The basic plot line is convoluted. In brief, two long-exiled angels have found a sort of doctrinal loophole that will get them back into heaven. If they succeed, there will be, well, hell to pay.

Various other characters include a a forgotten Apostle, a couple of Prophets, yet another angel, a Muse or two, and the intriguing Scion.

I failed to mention another key character: God.

George Carlin puts in a wonderful performance as a highly placed Catholic official who rolls out a new image to replace the crucifix: a statue of Jesus, one thumb up, all smiles.

I have to say that I do believe, both personally and professionally, that swearing is the last refuge of the inarticulate. But despite all the above, "Dogma" manages to be both funny -- sometimes hilarious -- and thought-provoking.

The main protagonist of the piece is a woman who is suffering a crisis of faith. She's a Catholic, or at least, she goes to a Catholic church once a week. She also works at an abortion clinic, and is divorced.

While sleeping one night, she is visited by an angel, who appears in ablaze of flames. She douses him with a fire extinguisher.

I won't reveal any more about the plot than that. The movie is populated mostly by young people, all with that strangely jaunty air of the Gen-Xer.

It happens that I like that generation. I always have. They have a clear-eyed assessment of both what sucks in the world, and what matters. And they have the willingness, as does the protagonist, to do what's necessary, even if there's not much of a percentage in it. I like that about them, too.

I mention all this because the minister, Cal Kemper of "Song of Joy" (a United Church of Christ affiliate) wants to show the film and have a discussion about it. He asked me to sit in as co-facilitator.
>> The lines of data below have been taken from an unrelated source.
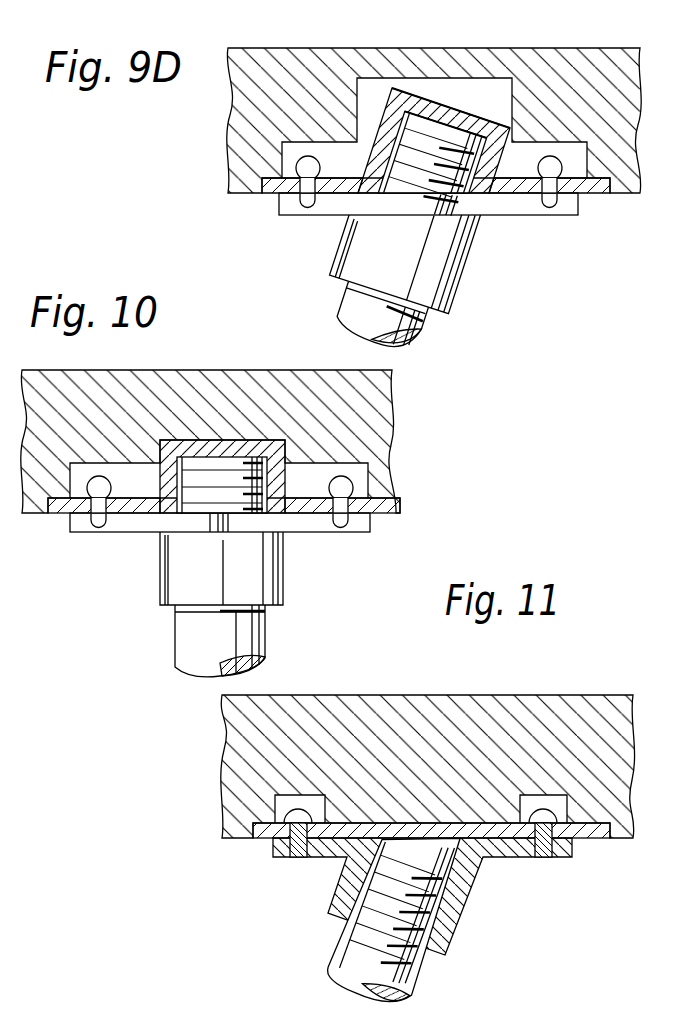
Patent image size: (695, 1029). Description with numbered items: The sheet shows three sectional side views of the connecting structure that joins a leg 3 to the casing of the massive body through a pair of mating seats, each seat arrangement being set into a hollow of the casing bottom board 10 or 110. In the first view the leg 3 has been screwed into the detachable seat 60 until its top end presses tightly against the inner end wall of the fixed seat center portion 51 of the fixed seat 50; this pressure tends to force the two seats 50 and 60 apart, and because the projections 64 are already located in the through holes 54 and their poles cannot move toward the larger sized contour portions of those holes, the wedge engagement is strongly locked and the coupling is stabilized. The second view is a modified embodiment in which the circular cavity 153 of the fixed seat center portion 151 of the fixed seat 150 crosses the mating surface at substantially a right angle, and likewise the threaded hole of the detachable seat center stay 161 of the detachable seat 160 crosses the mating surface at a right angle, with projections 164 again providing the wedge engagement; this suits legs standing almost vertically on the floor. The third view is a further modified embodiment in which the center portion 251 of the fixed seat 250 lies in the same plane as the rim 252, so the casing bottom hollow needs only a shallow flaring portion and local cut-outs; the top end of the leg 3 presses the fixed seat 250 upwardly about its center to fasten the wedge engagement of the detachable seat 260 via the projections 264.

In FIG. 9D, the base plate 10 is at (572, 53).
In FIG. 11, the base plate 10 is at (484, 701).
In FIG. 9D, the fixed seat 50 is at (405, 92).
In FIG. 9D, the fixed seat center portion 51 is at (464, 110).
In FIG. 9D, the through holes 54 is at (313, 206).
In FIG. 9D, the detachable seat 60 is at (488, 221).
In FIG. 9D, the projections 64 is at (297, 162).
In FIG. 9D, the leg 3 is at (423, 330).
In FIG. 10, the leg 3 is at (262, 640).
In FIG. 11, the leg 3 is at (420, 972).
In FIG. 10, the base plate 110 is at (244, 382).
In FIG. 10, the nut member 150 is at (181, 445).
In FIG. 10, the fixed seat center portion 151 is at (260, 448).
In FIG. 10, the circular cavity 153 is at (177, 482).
In FIG. 10, the fastener body 160 is at (288, 543).
In FIG. 10, the detachable seat center stay 161 is at (180, 586).
In FIG. 10, the ball detent 164 is at (350, 488).
In FIG. 11, the fixed seat 250 is at (515, 846).
In FIG. 11, the center portion 251 is at (380, 836).
In FIG. 11, the rim 252 is at (262, 834).
In FIG. 11, the fastener body 260 is at (487, 878).
In FIG. 11, the projections 264 is at (292, 815).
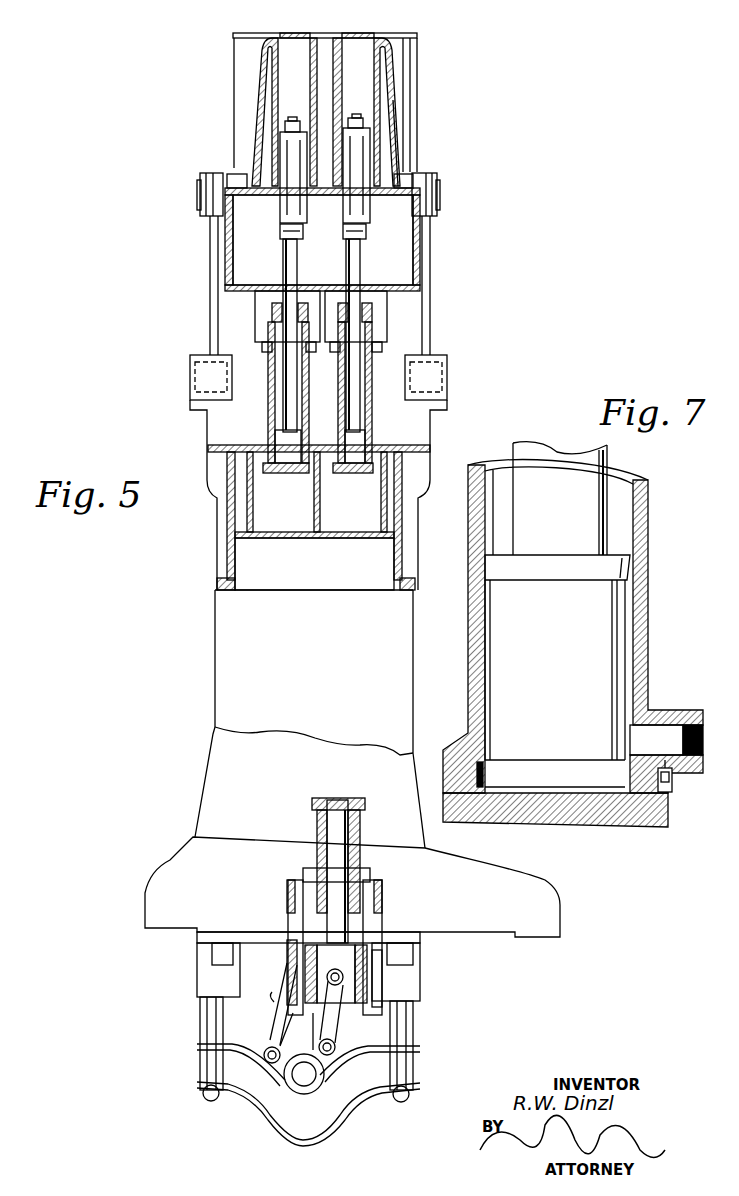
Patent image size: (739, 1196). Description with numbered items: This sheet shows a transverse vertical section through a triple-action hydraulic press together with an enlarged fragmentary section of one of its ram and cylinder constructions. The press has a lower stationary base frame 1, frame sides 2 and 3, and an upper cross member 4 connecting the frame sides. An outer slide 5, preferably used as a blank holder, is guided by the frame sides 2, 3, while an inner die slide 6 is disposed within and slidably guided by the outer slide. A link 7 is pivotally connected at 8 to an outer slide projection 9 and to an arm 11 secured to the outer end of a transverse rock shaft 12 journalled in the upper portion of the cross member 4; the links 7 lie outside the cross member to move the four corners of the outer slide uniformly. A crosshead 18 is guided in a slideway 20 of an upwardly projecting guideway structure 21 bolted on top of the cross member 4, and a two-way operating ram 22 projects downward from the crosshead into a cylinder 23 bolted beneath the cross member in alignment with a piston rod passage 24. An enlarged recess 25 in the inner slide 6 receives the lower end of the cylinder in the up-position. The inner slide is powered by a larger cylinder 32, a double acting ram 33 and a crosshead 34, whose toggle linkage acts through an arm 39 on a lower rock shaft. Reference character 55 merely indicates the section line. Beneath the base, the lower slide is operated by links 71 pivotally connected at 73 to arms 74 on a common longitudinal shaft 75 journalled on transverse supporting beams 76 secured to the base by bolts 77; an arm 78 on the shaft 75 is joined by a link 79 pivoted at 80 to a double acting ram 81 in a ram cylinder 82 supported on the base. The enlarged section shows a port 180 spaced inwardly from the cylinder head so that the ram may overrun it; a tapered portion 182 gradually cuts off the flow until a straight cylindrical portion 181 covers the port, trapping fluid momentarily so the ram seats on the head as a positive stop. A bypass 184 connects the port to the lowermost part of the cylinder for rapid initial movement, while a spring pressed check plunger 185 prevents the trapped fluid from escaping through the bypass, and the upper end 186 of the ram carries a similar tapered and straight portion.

In FIG. 5, the lower stationary base frame 1 is at (193, 852).
In FIG. 5, the frame side 2 is at (216, 629).
In FIG. 5, the frame side 3 is at (214, 760).
In FIG. 5, the upper cross member 4 is at (421, 245).
In FIG. 5, the outer slide 5 is at (235, 568).
In FIG. 5, the inner die slide 6 is at (349, 540).
In FIG. 5, the link 7 is at (210, 277).
In FIG. 5, the pivotal connection 8 is at (195, 377).
In FIG. 5, the outer slide projection 9 is at (192, 404).
In FIG. 5, the arm 11 is at (201, 176).
In FIG. 5, the transverse rock shaft 12 is at (198, 194).
In FIG. 5, the crosshead 18 is at (364, 158).
In FIG. 5, the slideway 20 is at (374, 101).
In FIG. 5, the guideway structure 21 is at (400, 128).
In FIG. 5, the two-way operating ram 22 is at (356, 439).
In FIG. 7, the two-way operating ram 22 is at (622, 634).
In FIG. 5, the cylinder 23 is at (372, 404).
In FIG. 7, the cylinder 23 is at (641, 524).
In FIG. 5, the piston rod passage 24 is at (400, 265).
In FIG. 5, the enlarged recess 25 is at (375, 505).
In FIG. 5, the cylinder 32 is at (269, 388).
In FIG. 5, the double acting ram 33 is at (278, 437).
In FIG. 5, the crosshead 34 is at (281, 213).
In FIG. 5, the arm 39 is at (280, 102).
In FIG. 5, the top frame 55 is at (240, 52).
In FIG. 5, the link 71 is at (277, 1032).
In FIG. 5, the pivotal connection 73 is at (266, 1060).
In FIG. 5, the arm 74 is at (290, 1046).
In FIG. 5, the longitudinal shaft 75 is at (308, 1068).
In FIG. 5, the transverse supporting beam 76 is at (350, 1108).
In FIG. 5, the bolt 77 is at (203, 1093).
In FIG. 5, the arm 78 is at (336, 1057).
In FIG. 5, the link 79 is at (331, 1022).
In FIG. 5, the pivotal connection 80 is at (344, 977).
In FIG. 5, the double acting ram 81 is at (365, 820).
In FIG. 5, the ram cylinder 82 is at (358, 857).
In FIG. 7, the port 180 is at (648, 720).
In FIG. 7, the straight cylindrical portion 181 is at (486, 725).
In FIG. 7, the tapered portion 182 is at (478, 775).
In FIG. 7, the bypass 184 is at (658, 805).
In FIG. 7, the spring pressed check plunger 185 is at (673, 780).
In FIG. 7, the upper end of ram 186 is at (488, 565).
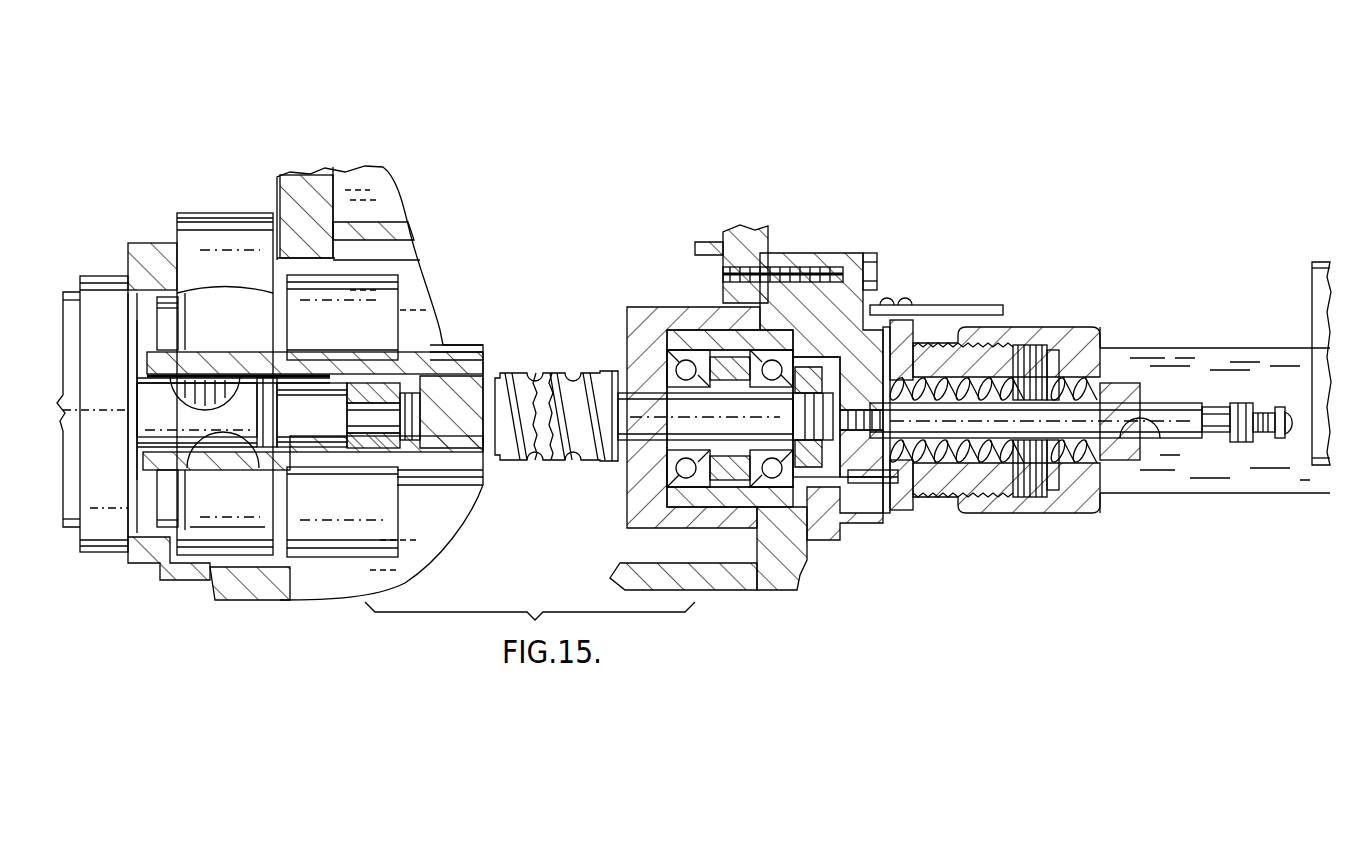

I'm not a member of that church, but I like the idea of a free and open discussion about religion. That does seem to me to be at least one of the points of the First Amendment.

So, on July 28, 6:30 p.m., the Philip S. Miller Library in Castle Rock will be sponsoring a showing of the film, followed by a freewheeling discussion. On the one hand, we'll have Cal and Rebecca Kemper, the ministers. I presume that their interest is religious.

On the other hand, we'll have me. My interest is more cultural. What does this film say about religion in America? What does it say about faith as a motivating force in the life of a generation? What does it say about religion and the movies?

You may expect to find some books on display, too.

Again, please be advised that this film really isn't for children.

At any rate, if you have an interest in a decidedly offbeat evening talking about things that mostly don't get talked about, stop by the library. The show (and that includes participant discussion) is free.